CBC News called to ask me what I think about a proposed Bill of Rights for airline passengers in Canada. Somewhat surprisingly, Canada trails the USA and many European countries who guarantee that passengers are compensated for delays, lost baggage and extended time on the tarmac.  Passengers in Canada currently have to rely on the kindness of airline staff sorting out messes they’re not responsible for, and insurance policies with print so fine you’d need a magnifying glass to claim any benefit. Throw in irate passengers foaming at the mouth and you can see how unfortunate mishaps can escalate in vein-popping frustration.

Personally, in over a thousand flights around the world, my luggage has only ever been delayed three times.  Not lost mind you, just delayed.   My film crew arrived in Colombia to film the first episode of Word Travels, but our bags didn’t meet us at the conveyer belt. Fortunately, we had all our camera gear with us, so we just hit the ground running and bought a couple ponchos as a wardrobe change. The bags showed up next morning. In Hong Kong, Cathay Pacific gave me an overnight bag to see me through the 24-hour delay of my bags arriving. In Ethiopia, I took seventeen rides around the conveyer belt before whatever diety decides these things released my backpack from the gut of Addis Ababa International.    It’s worth remembering that, according to the company behind the World Tracer System, just 7 bags per 1000 passengers get mishandled (although that does translate into over 24 million mishandled items a year).  Still, there’s a 99% chance that your bag will make it through the labyrinth of airline travel and meet you on the other side, and if it doesn’t, it meets up you with shortly afterwards. To me, that’s as marvelous a fact as modern flight. The Wifi on the plane doesn’t work? Watch Louis CK’s classic take on that below. Flights gets delayed. Screws need to be tightened. Weather causes havoc. It’s been my experience that patience, understanding, and a smile go a long way towards airline staff helping you out.   If someone screamed at me, I’d go out of my way to ensure I help the understanding passenger behind them first.   Remember, there’s a lot that goes on behind the scenes!

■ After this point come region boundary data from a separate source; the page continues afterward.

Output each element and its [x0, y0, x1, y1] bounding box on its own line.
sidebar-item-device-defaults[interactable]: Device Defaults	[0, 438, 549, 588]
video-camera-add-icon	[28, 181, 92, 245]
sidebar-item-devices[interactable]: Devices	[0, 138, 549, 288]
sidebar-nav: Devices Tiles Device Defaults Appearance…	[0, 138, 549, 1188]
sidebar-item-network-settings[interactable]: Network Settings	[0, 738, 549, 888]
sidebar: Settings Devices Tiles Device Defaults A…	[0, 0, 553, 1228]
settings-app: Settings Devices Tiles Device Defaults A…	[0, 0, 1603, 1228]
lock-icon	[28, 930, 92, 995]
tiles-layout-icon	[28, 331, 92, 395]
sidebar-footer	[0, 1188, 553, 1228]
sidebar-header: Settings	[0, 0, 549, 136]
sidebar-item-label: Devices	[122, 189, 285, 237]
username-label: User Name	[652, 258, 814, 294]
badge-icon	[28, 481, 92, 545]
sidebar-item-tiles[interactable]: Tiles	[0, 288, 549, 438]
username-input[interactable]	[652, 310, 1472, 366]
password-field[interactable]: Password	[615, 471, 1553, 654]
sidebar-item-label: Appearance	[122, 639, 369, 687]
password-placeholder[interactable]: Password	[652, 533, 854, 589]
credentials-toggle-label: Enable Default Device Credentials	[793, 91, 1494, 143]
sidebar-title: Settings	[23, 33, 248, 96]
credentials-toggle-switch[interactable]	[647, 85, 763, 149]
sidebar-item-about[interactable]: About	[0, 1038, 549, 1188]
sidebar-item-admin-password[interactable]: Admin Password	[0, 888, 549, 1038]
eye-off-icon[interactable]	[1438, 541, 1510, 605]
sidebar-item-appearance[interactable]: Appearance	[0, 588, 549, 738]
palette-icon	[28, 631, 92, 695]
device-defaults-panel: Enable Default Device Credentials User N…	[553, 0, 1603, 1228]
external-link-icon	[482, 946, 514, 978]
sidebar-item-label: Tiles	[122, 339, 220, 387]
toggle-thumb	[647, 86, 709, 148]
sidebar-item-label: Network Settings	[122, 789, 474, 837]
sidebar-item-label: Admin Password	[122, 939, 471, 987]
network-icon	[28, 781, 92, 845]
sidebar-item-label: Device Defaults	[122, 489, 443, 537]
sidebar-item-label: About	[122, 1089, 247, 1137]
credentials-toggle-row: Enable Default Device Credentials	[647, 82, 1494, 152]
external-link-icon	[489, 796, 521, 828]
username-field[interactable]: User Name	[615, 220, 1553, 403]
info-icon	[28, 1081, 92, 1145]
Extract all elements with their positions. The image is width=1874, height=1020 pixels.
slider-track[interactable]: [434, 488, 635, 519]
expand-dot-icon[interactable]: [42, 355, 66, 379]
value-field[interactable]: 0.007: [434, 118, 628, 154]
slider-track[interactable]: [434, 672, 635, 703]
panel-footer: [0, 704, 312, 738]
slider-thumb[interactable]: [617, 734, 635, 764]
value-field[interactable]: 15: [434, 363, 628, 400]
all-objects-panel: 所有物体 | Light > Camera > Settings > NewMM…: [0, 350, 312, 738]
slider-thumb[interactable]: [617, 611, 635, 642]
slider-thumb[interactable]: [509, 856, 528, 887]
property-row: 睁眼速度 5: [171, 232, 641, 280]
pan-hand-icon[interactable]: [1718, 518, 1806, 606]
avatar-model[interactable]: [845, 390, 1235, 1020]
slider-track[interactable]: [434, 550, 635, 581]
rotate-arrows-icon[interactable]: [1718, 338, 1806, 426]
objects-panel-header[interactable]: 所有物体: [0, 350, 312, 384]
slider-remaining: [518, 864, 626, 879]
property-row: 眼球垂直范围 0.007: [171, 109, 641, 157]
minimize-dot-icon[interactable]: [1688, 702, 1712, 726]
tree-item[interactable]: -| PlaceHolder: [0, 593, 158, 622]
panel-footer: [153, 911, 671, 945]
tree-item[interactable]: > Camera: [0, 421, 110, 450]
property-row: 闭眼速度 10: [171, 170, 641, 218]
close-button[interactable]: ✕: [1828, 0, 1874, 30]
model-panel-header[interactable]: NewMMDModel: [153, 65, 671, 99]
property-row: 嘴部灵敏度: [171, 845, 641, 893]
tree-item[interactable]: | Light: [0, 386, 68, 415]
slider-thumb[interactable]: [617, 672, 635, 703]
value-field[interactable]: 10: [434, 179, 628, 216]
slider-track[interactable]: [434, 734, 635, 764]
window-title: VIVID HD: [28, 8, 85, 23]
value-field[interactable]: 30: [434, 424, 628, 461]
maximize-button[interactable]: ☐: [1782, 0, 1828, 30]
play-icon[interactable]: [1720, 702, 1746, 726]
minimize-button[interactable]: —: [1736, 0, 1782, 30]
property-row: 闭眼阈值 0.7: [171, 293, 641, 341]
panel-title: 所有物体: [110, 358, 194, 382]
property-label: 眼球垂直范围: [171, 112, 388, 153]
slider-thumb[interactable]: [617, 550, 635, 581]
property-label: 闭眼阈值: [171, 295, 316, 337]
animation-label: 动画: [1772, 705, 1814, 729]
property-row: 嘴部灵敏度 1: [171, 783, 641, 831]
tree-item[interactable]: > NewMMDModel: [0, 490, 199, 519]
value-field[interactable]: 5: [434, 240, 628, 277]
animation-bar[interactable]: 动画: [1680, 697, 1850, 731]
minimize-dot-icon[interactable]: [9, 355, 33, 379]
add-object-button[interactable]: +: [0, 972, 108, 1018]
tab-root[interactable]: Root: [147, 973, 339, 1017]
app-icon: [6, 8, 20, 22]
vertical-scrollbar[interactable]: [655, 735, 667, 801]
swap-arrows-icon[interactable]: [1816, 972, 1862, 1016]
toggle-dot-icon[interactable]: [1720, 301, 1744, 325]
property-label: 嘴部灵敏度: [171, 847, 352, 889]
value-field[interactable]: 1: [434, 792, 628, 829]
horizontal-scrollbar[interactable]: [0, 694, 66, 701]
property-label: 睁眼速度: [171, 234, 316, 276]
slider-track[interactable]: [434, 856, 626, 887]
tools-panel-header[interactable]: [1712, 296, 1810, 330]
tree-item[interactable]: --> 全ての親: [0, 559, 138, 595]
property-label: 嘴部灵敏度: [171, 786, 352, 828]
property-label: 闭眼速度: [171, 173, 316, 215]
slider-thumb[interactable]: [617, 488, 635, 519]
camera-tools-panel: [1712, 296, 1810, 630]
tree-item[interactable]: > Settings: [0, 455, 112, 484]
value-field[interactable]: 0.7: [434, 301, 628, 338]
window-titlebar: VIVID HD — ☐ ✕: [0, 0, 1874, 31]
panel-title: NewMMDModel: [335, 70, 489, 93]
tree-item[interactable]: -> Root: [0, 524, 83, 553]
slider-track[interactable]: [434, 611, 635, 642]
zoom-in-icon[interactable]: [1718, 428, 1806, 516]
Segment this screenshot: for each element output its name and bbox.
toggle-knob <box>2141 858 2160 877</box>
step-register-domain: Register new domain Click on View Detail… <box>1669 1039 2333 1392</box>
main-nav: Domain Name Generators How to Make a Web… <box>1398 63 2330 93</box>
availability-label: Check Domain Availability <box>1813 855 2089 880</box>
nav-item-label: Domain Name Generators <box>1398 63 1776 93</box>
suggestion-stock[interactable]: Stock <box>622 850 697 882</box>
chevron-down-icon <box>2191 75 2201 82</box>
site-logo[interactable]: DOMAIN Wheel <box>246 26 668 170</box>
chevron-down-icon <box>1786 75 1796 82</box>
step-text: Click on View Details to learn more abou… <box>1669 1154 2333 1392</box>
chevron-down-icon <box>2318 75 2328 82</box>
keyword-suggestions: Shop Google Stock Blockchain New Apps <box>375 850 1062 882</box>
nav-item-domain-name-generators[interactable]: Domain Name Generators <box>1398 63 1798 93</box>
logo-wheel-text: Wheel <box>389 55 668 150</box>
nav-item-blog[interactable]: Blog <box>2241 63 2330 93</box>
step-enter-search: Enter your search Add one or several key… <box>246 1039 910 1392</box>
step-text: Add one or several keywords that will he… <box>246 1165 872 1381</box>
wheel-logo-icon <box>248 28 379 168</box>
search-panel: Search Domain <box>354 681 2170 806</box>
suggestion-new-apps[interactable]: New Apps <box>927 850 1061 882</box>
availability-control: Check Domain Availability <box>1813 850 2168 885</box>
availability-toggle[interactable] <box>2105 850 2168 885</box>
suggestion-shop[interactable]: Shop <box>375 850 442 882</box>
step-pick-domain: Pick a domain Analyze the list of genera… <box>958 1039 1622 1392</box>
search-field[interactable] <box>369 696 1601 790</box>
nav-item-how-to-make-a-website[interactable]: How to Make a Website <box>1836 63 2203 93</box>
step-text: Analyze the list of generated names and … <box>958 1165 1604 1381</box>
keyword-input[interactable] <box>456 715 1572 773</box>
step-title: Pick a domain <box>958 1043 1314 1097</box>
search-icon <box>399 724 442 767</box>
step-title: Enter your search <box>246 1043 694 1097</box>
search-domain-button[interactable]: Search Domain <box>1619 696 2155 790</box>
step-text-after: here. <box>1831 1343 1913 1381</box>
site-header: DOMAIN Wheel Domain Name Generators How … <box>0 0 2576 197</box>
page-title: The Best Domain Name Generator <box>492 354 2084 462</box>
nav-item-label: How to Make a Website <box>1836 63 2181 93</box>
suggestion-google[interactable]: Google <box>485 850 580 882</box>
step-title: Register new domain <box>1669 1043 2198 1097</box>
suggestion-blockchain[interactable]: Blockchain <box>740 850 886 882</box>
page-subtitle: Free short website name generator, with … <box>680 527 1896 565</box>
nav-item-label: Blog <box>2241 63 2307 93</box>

As I explain in the interview, a Passenger Bill of Rights will help Canadian passengers regain a sense of control.  The entire flying process can be nervewracking because of the control we relinquish from the moment we arrive at the airport.  We place our trust in a lot of people (and a lot of equipment) to work efficiently and effectively so we can get to that meeting/beach/wedding on time. Unfortunately, there’s simply not much we can do when things go wrong.  Yet knowing there’s some form of compensation, be it a hotel room, meal or financial compensation, at least gives the semblance that we’re in control of… something.  And airlines should be held to task if they slack off on performance or make promises they can’t keep.

Back to CBC News. I was staring into a black monitor and didn’t know I was live for the first few seconds. With a 3-week old baby keeping me up all night, I look like I just got off a red-eye flight from Ulan Bator.   I was asked to share a story of an airline mishap, and so brought up the time photographer Jeff Topham and I joked how funny it would be if the airline lost our bags on the way to Antarctica.  And sure enough, Jeff’s bags never made it from Toronto to Buenos Aires. He showed up for a 10-day expedition cruise to the icy wastelands of the seventh continent with just jeans and a T-shirt.   But with a quick (albeit expensive) shop in Ushuaia and loaner gear from the crew, it all turned out great.  His bags were waiting for us at the hotel on our return.   Before my segment, I listened to several news reports about upheaval and chaos. As soon as the interview was over, I realized that I probably said the last thing people expect to hear on the news:  That despite occasional frustrations and mishaps, it always works out in the end.